Yann Moix aurait du faire attention à son gout. Faire gaffe à son gout, c'est pas délirant ça ? Ben ça vient de sortir. Un ouragan s'est abattu sur lui pour un morceau de phrase amputé comme dans 90% des cas de polémiques moisies dues à deux trois mots qu'on s'empresse de juger malheureux et de condamner. Un gout pour les femmes de moins d'un certain âge, c'est grave, c'est vrai. Heureusement qu'il s'est arrêté là parce que je n'ose imaginer s'il avait ajouté qu'il préférait les brunes ou les minces voir les deux… (et je ne parle pas des gros seins ou pas pour ne pas basculer dans le camps des je ne sais quoi). On a encore le droit de préférer les brunes ou les blondes ou les… grises ? Oui, mais non, enfin ça dépend, parce que Macron lui c'est le contraire. Il est tombé sur une grise et « on » se fout de lui pour ça, comme si il n'y avait pas assez d'autres sujets valables pour l'emmerder.

Rompre ? Ah oui. Rien à voir avec ce morceau de phrase qui a fait le bonheur de l'indignation sans risque des braves gens que nous sommes, bien que… A ceux qui voudraient un truc genre excuses de Moix, je crois que vous n'en aurez jamais car il n'y a aucune raison de s'excuser mais lisez « Rompre ». Vous aurez une séance d'auto flagellation de l'auteur qui ressemble un peu à une exécution en place publique.
Une rupture amoureuse, qui n'y a jamais été confronté ? Yann Moix a la rupture chronique. Il la provoque, il amorce le processus de destruction dès que la phase de séduction a produit l'effet escompté. L'idée c'est un peu comme si on disait que dès la naissance, chaque seconde nous rapproche de la fin.

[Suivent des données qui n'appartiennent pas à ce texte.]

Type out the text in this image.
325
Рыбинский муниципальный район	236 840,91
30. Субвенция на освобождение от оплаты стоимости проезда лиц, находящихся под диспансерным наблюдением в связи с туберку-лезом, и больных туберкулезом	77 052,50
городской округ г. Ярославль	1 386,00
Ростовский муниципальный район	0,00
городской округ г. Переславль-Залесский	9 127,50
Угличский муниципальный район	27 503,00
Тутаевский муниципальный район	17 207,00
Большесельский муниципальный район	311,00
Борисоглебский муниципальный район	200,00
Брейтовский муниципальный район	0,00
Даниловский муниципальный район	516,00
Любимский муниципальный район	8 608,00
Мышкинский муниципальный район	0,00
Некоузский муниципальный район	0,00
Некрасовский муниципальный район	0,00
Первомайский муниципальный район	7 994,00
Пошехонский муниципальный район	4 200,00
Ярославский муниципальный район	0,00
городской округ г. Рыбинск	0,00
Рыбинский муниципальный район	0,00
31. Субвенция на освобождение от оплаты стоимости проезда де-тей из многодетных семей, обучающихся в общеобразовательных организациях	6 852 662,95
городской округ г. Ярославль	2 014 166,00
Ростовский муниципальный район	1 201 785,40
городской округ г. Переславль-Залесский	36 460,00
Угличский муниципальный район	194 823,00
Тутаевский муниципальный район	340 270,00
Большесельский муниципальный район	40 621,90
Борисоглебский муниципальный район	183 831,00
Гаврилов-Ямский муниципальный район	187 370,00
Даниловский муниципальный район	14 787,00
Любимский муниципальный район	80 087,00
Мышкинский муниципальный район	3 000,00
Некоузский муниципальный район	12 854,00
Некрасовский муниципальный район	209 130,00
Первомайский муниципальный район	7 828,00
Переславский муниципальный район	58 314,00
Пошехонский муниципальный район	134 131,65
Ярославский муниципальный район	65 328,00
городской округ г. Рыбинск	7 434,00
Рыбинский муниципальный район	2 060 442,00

Alors peut être qu'il préfère anticiper, une sorte de suicide affectif dont les racines n'en finissent pas d'épuiser son enfance martyrisée. Sa dernière rupture l'a détruit encore un peu plus. Il essaye peut être de l'exorciser avec ce livre.
Yann Moix ne s'épargne pas, il se livre pieds et poings liés, prévient ses prochaines éventuelles conquêtes du mal qui le ronge, qui le pousse à fuir lâchement dès qu'il est à un doigt d'effleurer un certain bonheur.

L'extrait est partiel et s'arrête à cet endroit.